Zak Bennett-Eko, 23, was sentenced to a hospital warrant after being convicted of the murder for diminishing the responsibility of his son Zakari.
The review found that there had been several failures in the care of Bennett-Eko, who suffered from paranoid schizophrenia.
The Bury Council said he was “really sorry.”
Bennett-Eko, 23, threw 11-month-old Zakari into the River Irwell from a bridge in Radcliffe, Greater Manchester, on September 11, 2019.
Nightingale’s court in Salford heard that Bennett-Eko believed his son was turning into the devil before casting him to his death.
Jurors were told that he had asked to be admitted to North Manchester General Hospital three days before the tragedy.
The critical case review
The critical case review, published by the Bury Integrated Safeguarding Partnership, highlighted 13 factors that “produced an avenue of harm,” including the fact that Bennett-Eko’s “learning disabilities and mental health needs were not met” in the months before the tragedy.
Paul Sharkey, who led the review, said it had been “lost” to Manchester’s adult health and social support agencies when he and Zakari’s mother, Emma Blood, were moved to Bury in June 2018 by Manchester Housing Solutions.
The report said the family’s “social isolation and vulnerability” increased.
He also criticized the “lack of a robust system” for evaluating children and families to determine interventions.
Mr.

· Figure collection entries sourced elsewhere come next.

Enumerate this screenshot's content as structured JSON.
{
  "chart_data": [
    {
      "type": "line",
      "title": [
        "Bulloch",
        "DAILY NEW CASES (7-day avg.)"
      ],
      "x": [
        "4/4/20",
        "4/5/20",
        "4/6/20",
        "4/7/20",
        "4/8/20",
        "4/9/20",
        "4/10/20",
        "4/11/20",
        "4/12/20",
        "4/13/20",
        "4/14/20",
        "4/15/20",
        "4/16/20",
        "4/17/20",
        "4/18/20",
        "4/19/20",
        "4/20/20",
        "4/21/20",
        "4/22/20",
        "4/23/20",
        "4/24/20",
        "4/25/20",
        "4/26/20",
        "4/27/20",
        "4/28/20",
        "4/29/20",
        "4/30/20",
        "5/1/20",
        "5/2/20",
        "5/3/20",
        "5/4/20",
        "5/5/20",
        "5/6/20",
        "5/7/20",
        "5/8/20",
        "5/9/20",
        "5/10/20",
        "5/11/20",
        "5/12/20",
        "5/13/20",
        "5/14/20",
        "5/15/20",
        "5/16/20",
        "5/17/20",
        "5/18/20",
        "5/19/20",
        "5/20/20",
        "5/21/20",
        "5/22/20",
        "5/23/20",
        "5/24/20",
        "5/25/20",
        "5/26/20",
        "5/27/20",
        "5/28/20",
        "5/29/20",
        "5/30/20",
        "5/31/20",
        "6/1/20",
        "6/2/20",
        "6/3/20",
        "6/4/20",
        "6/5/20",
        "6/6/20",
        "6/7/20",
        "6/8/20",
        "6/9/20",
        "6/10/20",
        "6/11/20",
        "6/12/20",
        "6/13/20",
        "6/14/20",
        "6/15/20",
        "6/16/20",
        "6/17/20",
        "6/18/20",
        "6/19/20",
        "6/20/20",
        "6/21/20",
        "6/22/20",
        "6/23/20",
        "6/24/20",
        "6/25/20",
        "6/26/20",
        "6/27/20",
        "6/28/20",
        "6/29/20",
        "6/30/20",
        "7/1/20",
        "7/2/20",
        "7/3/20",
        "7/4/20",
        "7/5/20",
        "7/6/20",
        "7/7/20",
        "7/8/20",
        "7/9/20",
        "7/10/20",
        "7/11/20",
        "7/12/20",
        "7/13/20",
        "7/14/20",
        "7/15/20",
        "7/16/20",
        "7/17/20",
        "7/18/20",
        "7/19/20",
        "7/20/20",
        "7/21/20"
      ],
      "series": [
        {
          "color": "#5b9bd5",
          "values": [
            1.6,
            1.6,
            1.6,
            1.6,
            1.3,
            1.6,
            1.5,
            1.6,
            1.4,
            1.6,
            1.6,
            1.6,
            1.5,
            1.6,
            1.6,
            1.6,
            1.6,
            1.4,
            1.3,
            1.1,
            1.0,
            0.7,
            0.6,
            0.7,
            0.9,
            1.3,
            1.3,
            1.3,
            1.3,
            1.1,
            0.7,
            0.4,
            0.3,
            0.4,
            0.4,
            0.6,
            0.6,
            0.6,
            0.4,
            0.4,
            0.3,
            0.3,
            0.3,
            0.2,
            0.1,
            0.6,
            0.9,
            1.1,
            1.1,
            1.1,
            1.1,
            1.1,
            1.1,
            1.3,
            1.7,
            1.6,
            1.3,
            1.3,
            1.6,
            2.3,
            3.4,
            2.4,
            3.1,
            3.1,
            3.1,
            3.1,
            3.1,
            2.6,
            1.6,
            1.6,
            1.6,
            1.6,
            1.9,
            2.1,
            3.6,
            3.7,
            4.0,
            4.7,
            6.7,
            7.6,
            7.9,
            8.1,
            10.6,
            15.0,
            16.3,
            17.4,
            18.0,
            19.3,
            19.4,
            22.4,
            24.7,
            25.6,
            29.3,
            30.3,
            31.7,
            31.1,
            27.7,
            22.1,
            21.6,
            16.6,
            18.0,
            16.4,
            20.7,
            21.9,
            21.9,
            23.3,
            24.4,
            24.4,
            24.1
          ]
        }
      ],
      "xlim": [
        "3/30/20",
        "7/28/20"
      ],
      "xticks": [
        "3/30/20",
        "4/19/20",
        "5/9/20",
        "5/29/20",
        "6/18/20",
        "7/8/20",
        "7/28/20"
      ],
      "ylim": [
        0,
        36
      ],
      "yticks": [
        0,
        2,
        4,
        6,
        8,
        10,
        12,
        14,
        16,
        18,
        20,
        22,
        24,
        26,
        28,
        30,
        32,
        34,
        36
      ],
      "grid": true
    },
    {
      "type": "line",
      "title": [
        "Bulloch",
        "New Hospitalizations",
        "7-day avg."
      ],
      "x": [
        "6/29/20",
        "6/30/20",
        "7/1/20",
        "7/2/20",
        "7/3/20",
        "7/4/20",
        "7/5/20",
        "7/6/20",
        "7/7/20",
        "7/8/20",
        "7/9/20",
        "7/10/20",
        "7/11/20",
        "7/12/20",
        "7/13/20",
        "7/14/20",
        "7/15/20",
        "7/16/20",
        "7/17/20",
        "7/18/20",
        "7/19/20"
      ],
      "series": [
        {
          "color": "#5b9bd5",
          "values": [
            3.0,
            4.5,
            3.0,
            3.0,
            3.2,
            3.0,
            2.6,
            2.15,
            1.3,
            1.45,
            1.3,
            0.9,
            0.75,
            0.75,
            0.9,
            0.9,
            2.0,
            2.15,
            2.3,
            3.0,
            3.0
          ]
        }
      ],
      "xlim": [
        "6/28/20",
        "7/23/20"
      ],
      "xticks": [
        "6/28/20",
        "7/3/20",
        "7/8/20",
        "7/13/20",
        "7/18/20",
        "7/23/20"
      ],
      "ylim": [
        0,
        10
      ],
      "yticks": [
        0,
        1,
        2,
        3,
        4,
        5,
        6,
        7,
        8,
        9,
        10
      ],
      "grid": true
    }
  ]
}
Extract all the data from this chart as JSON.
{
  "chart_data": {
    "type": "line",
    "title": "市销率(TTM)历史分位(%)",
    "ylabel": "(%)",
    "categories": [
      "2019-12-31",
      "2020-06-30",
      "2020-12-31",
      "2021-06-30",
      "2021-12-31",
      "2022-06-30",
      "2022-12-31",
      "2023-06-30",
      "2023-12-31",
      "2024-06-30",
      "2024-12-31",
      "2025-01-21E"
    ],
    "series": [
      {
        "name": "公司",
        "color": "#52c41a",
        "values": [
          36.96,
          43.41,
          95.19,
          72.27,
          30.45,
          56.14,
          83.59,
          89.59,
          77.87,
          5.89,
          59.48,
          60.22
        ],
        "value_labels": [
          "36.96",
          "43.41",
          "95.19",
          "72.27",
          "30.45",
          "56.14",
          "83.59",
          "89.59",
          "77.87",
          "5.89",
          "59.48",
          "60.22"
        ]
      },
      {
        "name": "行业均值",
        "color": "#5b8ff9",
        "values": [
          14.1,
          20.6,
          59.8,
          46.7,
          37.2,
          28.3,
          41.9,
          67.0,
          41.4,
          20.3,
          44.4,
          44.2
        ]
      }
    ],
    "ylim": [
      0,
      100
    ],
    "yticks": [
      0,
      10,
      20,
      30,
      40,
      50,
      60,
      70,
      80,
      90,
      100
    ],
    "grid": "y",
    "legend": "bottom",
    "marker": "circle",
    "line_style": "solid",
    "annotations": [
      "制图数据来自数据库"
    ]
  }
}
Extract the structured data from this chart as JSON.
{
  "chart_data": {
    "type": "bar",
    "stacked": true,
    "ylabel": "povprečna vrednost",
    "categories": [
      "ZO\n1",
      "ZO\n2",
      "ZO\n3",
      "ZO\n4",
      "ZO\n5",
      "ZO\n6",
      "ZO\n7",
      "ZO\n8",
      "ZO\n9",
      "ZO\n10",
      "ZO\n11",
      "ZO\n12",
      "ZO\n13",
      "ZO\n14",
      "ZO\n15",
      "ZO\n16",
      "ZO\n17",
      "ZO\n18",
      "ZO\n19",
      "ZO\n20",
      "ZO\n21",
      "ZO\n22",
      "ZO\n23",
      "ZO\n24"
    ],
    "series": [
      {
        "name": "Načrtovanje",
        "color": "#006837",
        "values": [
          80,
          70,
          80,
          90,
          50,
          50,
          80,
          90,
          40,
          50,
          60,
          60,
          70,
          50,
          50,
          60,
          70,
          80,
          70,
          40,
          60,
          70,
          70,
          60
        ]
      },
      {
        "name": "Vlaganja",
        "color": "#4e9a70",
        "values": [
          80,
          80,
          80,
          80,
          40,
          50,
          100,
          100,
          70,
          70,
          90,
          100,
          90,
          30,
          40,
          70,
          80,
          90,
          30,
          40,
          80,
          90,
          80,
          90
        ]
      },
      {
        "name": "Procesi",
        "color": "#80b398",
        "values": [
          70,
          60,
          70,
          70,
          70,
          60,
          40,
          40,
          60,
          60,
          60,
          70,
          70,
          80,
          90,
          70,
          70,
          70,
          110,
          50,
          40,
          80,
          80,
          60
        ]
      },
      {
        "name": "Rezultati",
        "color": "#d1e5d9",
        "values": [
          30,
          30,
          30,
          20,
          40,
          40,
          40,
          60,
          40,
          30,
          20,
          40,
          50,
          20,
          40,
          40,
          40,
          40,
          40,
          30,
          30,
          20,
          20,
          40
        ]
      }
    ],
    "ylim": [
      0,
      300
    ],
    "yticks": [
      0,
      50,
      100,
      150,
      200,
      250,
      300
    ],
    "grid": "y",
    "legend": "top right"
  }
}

Sharkey said there was a “lack of understanding and appreciation of the inherent vulnerability of babies by various agencies.”
In August 2019, Bennett-Eko was discharged from Manchester’s Learning Disability Service due to lack of assistance.
The report said that a “flawed” assessment by Bury Children’s Social Care in May 2019 did not take into account the risks that he would miss his medication and use cannabis again.
The Bury Council said it was “really sorry” and agreed that “lessons must be learned.”
“There were failures in the way public services supported [Zak] in managing his mental health problems, which were compounded by his drug use, domestic violence and learning disability,” said Tony Decrop, deputy director of social care. and protection of authority.
“There was also an inability to fully appreciate the risk that the father posed to [his son’s].
“All the agencies involved are determined to do everything possible to prevent something like this from happening again.”
He said staff had received more training, increased supervision of social work management, and a new model of practice had been introduced for social workers and partner agencies to “strengthen working relationships with families.”
Dr Henri Giller, Independent Chairman of the Manchester Safeguarding Partnership, said “significant lessons” have been learned from the tragic case with procedures in place “to mitigate similar shortcomings in the future.”
Bernadette Enright, executive director of adult social services for Manchester City Council, said policy has now changed “to support continuity of care” and to work in a much more integrated way with colleagues in health and social care, in the mental health and learning disability services.